MOTIVI IN FATTO ED IN DIRITTO DELLA DECISIONE

Be.Al. conveniva in giudizio C.N. dinanzi al Tribunale di Roma al fine di procedere allo scioglimento della comunione esistente tra le parti, ed in pari quote, su alcuni beni immobili siti in (OMISSIS), meglio descritti in citazione ed oggetto di un precedente atto di acquisto per notar P. di Roma del (OMISSIS).

Nella resistenza del convenuto e disposta la chiamata in causa della società concessionaria per la riscossione, il giudice adito con la sentenza n. 11767/2009 assegnava in proprietà esclusiva a Be.Al. i settori 1 e 2, come individuati nella CTU ed al C. i settori 3, 4 e 5.

Disponeva che il settore 6 restasse in comunione tra le parti, e per l’effetto dichiarava il C. tenuto a pagare a titolo di conguaglio la somma di Euro 60.901,00 a B., e quest’ultimo a pagare al C., sempre a titolo di conguaglio la somma di Euro 562.634,00.

Infine poneva le spese di CTU a carico delle parti, compensando le altre spese di lite.

Be.Al. ha proposto appello avverso tale sentenza, e stante il decesso dell’appellato C., si costituiva la sua erede B.E..

Nel corso del giudizio decedeva anche Be.Al., cui subentravano R.M., B.A. e B.S..

La Corte d’Appello di Roma con la sentenza n. 6063 del 29/9/2017, ad integrazione del dispositivo della sentenza gravata, precisava che in favore di B.E. era disposto anche il trasferimento in proprietà esclusiva del settore 7, confermando per il resto quanto statuito dal tribunale.

In primo luogo disattendeva il motivo di appello con il quale si deduceva che tra i beni in comunione rientrassero anche quelli di cui al settore 8, osservando che si trattava di un locale di circa 28 mq., annesso ad un appartamento di esclusiva proprietà del C., e che era stato unificato catastalmente a tale immobile, dando origine al subalterno 13, venendo in tal modo acquistato in maniera esclusiva dall’appellato.

Effettivamente però risultava omessa l’attribuzione in favore del C. della proprietà esclusiva del settore 7, come comprovato anche dal fatto che fosse stata disposta la condanna del beneficiario al versamento del conguaglio, ma si trattava di una mera omissione materiale alla quale poteva porsi rimedio in appello.

Quindi reputata condivisibile la decisione di mantenere in comunione il settore 6, in quanto funzionale all’accesso alle due porzioni materiali assegnate ai condividenti, disattendeva anche il motivo di appello con il quale si contestava la concreta scelta della composizione dei lotti, anche alla luce della dedotta eccessiva onerosità dei conguagli.

In tal senso, i giudici di appello ritenevano che la formazione dei lotti rispondesse alle peculiari caratteristiche dei beni comuni, e che la sproporzione di valore era compensata dall’assegnazione al C. del settore 7.

Infine, in relazione alla stima dei beni, che l’appellante riteneva essere in parte erronea, in quanto non si era tenuto conto di alcune spese che le parti avrebbero dovuto sopportare, la Corte distrettuale riteneva che di tale circostanza si era tenuto conto ai fini della stima complessiva, non palesandosi quindi giustificata la richiesta di rinnovo della CTU.

Avverso tale sentenza propongono ricorso R.M., B.A. e B.S. sulla base di tre motivi.
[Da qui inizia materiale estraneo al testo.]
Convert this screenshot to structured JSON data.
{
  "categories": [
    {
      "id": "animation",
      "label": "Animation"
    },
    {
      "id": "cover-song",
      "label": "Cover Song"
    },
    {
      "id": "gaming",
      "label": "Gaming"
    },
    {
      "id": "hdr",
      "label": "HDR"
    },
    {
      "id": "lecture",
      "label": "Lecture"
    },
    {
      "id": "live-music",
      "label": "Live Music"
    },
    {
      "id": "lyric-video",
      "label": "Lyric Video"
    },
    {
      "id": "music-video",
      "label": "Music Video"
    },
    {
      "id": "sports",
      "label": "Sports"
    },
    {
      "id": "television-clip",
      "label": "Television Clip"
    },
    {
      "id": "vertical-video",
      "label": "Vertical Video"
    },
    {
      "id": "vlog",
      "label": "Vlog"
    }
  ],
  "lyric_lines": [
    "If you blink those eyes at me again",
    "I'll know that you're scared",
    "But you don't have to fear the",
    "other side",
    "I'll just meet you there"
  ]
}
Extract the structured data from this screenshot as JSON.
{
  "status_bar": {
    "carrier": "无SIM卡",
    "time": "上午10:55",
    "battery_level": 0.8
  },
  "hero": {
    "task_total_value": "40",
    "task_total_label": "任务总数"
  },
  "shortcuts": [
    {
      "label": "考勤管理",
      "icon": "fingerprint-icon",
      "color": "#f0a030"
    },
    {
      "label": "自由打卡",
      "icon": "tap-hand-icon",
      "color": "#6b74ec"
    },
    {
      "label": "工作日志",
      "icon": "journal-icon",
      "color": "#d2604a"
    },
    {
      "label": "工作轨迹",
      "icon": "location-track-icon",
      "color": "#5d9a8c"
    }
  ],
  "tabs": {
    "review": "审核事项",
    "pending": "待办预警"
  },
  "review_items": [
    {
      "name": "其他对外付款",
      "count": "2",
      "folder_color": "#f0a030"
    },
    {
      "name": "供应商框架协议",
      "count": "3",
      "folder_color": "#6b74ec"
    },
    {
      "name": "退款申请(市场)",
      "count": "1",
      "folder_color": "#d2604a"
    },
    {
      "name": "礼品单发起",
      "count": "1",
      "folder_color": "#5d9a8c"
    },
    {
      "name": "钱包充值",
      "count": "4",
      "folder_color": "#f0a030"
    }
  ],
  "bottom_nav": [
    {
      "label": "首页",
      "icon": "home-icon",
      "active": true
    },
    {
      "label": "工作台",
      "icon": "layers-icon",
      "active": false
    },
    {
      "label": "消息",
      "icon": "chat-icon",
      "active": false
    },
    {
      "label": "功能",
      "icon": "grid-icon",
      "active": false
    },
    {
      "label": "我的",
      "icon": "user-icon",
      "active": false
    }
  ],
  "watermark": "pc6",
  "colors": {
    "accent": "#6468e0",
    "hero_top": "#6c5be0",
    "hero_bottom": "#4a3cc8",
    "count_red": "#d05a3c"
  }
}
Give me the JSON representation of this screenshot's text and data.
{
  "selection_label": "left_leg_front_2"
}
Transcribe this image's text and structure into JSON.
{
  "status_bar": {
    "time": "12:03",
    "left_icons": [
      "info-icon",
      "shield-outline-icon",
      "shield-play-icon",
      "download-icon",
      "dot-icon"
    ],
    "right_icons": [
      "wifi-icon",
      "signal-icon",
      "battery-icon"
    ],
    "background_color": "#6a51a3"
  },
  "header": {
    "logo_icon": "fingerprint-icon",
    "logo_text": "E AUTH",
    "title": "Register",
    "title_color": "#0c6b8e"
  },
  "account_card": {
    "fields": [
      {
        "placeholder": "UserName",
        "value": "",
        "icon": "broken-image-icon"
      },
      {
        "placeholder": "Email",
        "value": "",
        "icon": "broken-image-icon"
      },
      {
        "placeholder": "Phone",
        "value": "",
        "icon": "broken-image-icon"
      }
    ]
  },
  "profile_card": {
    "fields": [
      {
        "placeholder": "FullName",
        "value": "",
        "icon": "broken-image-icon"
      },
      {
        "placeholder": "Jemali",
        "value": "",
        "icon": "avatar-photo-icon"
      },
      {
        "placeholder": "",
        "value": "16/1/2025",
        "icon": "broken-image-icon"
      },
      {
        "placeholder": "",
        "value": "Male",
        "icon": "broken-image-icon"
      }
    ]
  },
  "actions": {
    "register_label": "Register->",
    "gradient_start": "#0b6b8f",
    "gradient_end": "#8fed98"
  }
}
B.E. resiste con controricorso.

L’altra intimata non ha svolto difese in questa fase.

Il primo motivo di ricorso lamenta ai sensi dell’art. 360 c.p.c., comma 1, n. 5, che, anche in violazione dell’art. 112 c.p.c., la sentenza di appello abbia fatto proprie le conclusioni del CTU, omettendo di esaminare la richiesta di rinnovazione dell’elaborato peritale, al fine di adeguare il valore del bene, favorendo in tal modo l’ulteriore eccessività del conguaglio. Il secondo motivo di ricorso denuncia la violazione e falsa applicazione degli artt. 727 e 728 c.c., in quanto è stata confermata una divisione dei beni in natura con la formazione di quote decisamente sproporzionate.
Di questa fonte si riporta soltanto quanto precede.